天天看點

【長篇連載】33《嶽王》之十一——亂世紅顔(4,5,6)

作者:雲蕭

來源:公衆号紙上光年說

【長篇連載】33《嶽王》之十一——亂世紅顔(4,5,6)

4

黃河北岸,徐慶帶三千餘人次第行進。其中,舒繼明率五十騎為前鋒,趙宏率一百步兵為第二梯隊,徐慶率二百步兵押後,于鵬、霍堅和韓清分率其餘男丁護送老弱婦幼。

将近黃河渡口,遠處馳來一支軍馬。舒繼明回馬報告:“從绯紅色的旌旗和軍裝判斷,應是宋軍。”徐慶下令:“全軍戒備,準備弓箭,以防不測。”有兩騎自遠而近大呼:“我們是姚政、嶽翔,身後是張四哥所率五百精騎!”

黃河渡口,已停泊四十八條渡船,嶽飛率軍嚴陣以待。舒繼明、趙宏率前鋒到來,嶽飛說:“你等立即部署老弱婦孺渡河。”舒繼明、趙宏齊道:“遵命!”

嶽飛一手牽逐電骠,一手執天威神锏,緩緩步行尋找。遠遠見到姚氏、姚茂一行,嶽飛立即疾跑上前,跪下哭道:“兒子不孝,使媽媽、八舅等受苦受難三年,乞媽媽責罪!”姚氏極力克制淚水:“五郎為國效力,老身亦足自慰。軍務在身,可免禮速起。”

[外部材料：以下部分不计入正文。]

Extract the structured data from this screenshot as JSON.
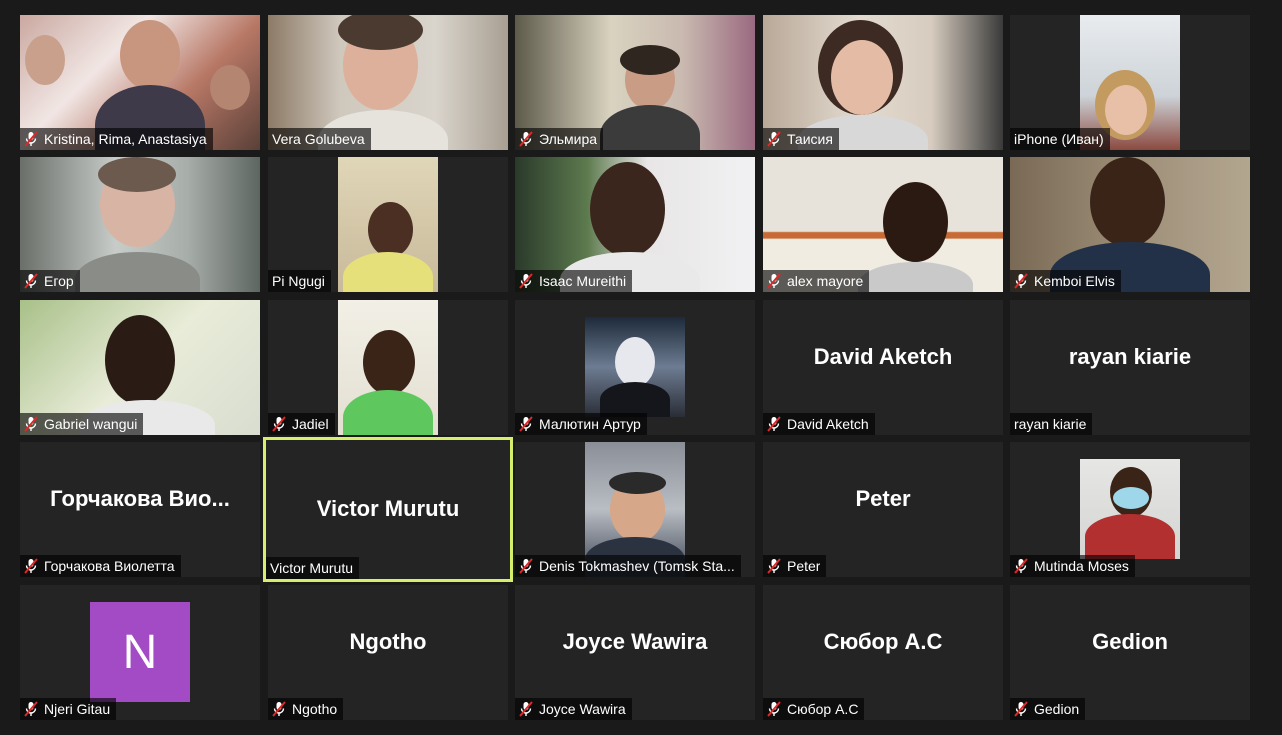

嶽飛又向姚茂、吳惠娘等一一見禮。吳惠娘伸手一指,嶽飛便見李娃一手牽了嶽雲、一手抱了嶽雷過來,不由大驚:“李十姐如何亦在軍中?”李娃将嶽雷遞他,笑道:“人生何處不相逢。奴投奔表弟韓清,不期路遇姚媽媽。鵬舉勿驚,快抱一抱發發。”嶽飛向她長揖:“多謝李十姐照顧兒子。”李娃還禮道:“奴與鵬舉早識,何須言謝。”

嶽飛右手抱住嶽雷,左手摟緊嶽雲說:“我作阿爹,未能盡責,今日委實愧見兒子!”嶽雲小臉緊貼嶽飛的甲胄,哭道:“阿爹殺敵,保家衛國,并無虧負兒子,惟是兒子日夜思念阿爹。”李娃對嶽雷說:“發發,快叫阿爹。”嶽雷對李娃一笑,也用小臉緊貼嶽飛臉頰,不斷叫喊:“阿爹,阿爹!”張憲、韓清、姚茂等人在一旁見得,也都忍不住落淚。

嶽飛突然發問:“為何全家除母親和兩個兒子,大家都在初冬穿夾衣?”吳惠娘笑道:“李十姐将自家綿衣送與阿姑,又與兩個侄兒各縫一套。其他人卻是無福。”嶽飛複對李娃長揖:“李十姐委屈自己,厚待自家母子,叫我何以為情?”李娃還禮道:“患難時節,尤須撫恤老幼,鵬舉不須挂心。”

嶽飛轉頭說:“請媽媽與八舅登船。”姚氏說:“如今你既是一軍之主,我們便不可居前。且待衆人濟渡已畢,最後登船。”嶽飛又說:“請韓寨主與李十姐登船。”李娃也說:“奴家願與姚媽媽一同登船。”姚茂卻說:“我便依五郎所言,先期過河。”

鞏縣,李娃臨時住處,嶽飛進來說:“不知李十姐相請,有何吩咐?”李娃捧出一件包裹說:“我才縫得一件綿袍,鵬舉可穿上禦寒。”嶽飛連連擺手:“李十姐須先穿上綿袍。我身強體壯,尚能應付。”李娃說:“此是為鵬舉量體裁衣而做,奴家怎生穿得?”嶽飛還待推辭,李娃卻不由分說,搶步過來,當即幫他卸掉甲胄。甲胄才去,恰見嶽飛内衣左腰的玉環,紅絲繩绾成的同心結異常鮮豔,李娃不由臉頰微紅。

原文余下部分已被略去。